Decidí hacer este escrito por que reflexionando, tengo dieciocho años medio malgastados y medio bien aprovechados. Sí, así es, una situación tibia. He sido la peor persona, la peor novia, la peor amante, antisocial, prejuiciosa y cretina, pero no creo que todo sea tan malo. He sido buena amiga, y muy honesta, tanto que puede casi compararse con ser ojete, pero ese no es el punto. Cuando cumples años no todo es irse de antro o con los amigos a embriagarte, no sólo es recibir regalos (aunque eso no está nada mal). Como dije en la primera entrada del blog , el María siempre me ha sido negado, y ahora, cumpliendo años, sigue siéndolo. Ya no me importa como antes, al grado que ya no me importa nada, es una especie de metamorfosis en la cual hay cosas que te interesan nada y hay otras que parecen adquirir sentido. La judía que viene del Mar. Le pedí a mi madre me ayude a cambiar mi nombre, quitando por fin el "María" que sólo me ayuda a hacer más grande mi CURP, a fin de que, en el trámite de la IFE no tenga que cargar con lastres del pasado. Cosas que vas olvidando y de repente ya estás sumergida de lleno en los problemas cotidianos. Antes me era muy difícil estresarme en el tráfico, Sabina solucionaba todo, con los audífonos cantando sólo para mí. Ahora ni él, ni Calamaro, ni Linkin Park, aunque me siguen gustando, quizá más, son capaces de sacarme de este atolladero, pero tampoco me importa por que, a fin de cuentas, se le llama "vida". Y entonces, Abigail sonríe, me da una palmada amistosa y sacudiendo su rizada cabeza, con una sonrisita petulante lo llama "Crisis de los 18"

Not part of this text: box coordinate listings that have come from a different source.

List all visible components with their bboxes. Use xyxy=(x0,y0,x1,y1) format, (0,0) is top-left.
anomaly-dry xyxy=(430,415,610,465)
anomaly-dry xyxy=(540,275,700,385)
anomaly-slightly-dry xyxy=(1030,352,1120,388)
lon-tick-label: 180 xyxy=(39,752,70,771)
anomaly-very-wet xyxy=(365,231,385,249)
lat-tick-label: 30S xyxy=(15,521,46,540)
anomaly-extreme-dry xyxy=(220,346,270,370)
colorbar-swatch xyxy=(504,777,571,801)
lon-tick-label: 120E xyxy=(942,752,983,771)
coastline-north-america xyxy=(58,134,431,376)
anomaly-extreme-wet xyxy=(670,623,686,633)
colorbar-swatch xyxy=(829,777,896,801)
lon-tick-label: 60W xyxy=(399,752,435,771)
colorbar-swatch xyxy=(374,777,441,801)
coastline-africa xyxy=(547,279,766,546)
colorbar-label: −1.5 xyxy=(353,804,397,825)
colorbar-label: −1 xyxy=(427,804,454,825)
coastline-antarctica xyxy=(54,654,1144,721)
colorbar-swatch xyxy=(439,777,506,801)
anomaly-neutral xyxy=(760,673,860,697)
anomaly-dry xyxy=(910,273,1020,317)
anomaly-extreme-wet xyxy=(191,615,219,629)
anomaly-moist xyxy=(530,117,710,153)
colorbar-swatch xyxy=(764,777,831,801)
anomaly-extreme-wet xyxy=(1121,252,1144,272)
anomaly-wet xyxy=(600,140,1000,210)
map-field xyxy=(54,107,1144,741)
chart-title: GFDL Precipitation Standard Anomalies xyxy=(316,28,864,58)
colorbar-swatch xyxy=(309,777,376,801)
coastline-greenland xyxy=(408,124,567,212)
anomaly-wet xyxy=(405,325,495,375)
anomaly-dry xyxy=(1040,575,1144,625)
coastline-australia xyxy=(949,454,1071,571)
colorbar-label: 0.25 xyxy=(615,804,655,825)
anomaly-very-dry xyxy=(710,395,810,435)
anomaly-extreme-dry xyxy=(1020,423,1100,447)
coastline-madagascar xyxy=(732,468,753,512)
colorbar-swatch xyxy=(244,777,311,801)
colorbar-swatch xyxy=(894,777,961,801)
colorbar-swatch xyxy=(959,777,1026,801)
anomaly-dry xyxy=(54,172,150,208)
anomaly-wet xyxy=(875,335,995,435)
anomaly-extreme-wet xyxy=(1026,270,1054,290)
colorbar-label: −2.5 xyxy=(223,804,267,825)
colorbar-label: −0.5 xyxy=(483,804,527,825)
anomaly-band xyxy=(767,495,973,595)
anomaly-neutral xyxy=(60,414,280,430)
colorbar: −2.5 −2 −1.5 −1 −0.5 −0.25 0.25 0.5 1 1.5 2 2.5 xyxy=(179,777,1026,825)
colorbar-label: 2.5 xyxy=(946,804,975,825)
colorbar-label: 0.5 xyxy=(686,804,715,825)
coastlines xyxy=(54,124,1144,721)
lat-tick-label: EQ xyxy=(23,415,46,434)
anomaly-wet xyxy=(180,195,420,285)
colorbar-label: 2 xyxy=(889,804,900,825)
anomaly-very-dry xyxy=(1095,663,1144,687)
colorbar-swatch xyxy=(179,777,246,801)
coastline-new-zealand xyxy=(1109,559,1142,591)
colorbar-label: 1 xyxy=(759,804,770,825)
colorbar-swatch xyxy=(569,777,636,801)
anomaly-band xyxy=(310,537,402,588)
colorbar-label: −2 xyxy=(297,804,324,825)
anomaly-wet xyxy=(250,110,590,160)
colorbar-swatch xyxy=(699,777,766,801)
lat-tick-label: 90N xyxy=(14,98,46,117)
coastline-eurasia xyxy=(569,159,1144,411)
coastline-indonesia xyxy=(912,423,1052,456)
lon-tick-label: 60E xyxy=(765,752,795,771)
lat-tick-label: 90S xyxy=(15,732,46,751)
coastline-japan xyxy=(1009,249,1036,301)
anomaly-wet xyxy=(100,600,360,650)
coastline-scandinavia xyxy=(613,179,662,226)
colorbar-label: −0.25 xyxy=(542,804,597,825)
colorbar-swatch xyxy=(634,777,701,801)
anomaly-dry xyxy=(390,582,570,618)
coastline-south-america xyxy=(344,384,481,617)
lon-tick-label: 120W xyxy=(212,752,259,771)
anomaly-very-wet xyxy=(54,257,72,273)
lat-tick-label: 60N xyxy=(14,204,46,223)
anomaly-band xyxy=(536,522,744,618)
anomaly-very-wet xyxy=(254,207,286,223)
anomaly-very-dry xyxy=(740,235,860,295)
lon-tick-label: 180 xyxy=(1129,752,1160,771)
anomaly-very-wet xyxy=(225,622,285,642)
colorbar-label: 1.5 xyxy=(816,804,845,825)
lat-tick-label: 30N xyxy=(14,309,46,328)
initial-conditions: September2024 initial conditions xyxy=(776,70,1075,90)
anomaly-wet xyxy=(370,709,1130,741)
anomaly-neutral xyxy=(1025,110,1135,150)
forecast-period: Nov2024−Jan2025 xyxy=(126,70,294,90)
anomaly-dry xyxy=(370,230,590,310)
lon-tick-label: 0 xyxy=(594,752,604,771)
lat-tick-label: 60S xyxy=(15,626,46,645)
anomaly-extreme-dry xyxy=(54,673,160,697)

No sé si sea una crisis, pero es que me voy sintiendo harta de la situación. Ni siquiera un gorrito de cumpleaños me hace feliz. No me gustan las fiestas por ello, por que de repente me pongo bohemia y empiezo a mirar las cosas de una manera más clara, sintiéndome casi filósofa y mirando que la gente no lo ve como yo, decido volver a lo que era. Una persona que cumple años una vez más.

                                                          


Resumiendo, esto no es un arreglo floral por tu santo,
solo sombras que en noches de insomnio me alfombran el canto,
sobre nuestras cabezas silbaban calumnias, payolas,
mano a mano las fuimos driblando a puertita gayola.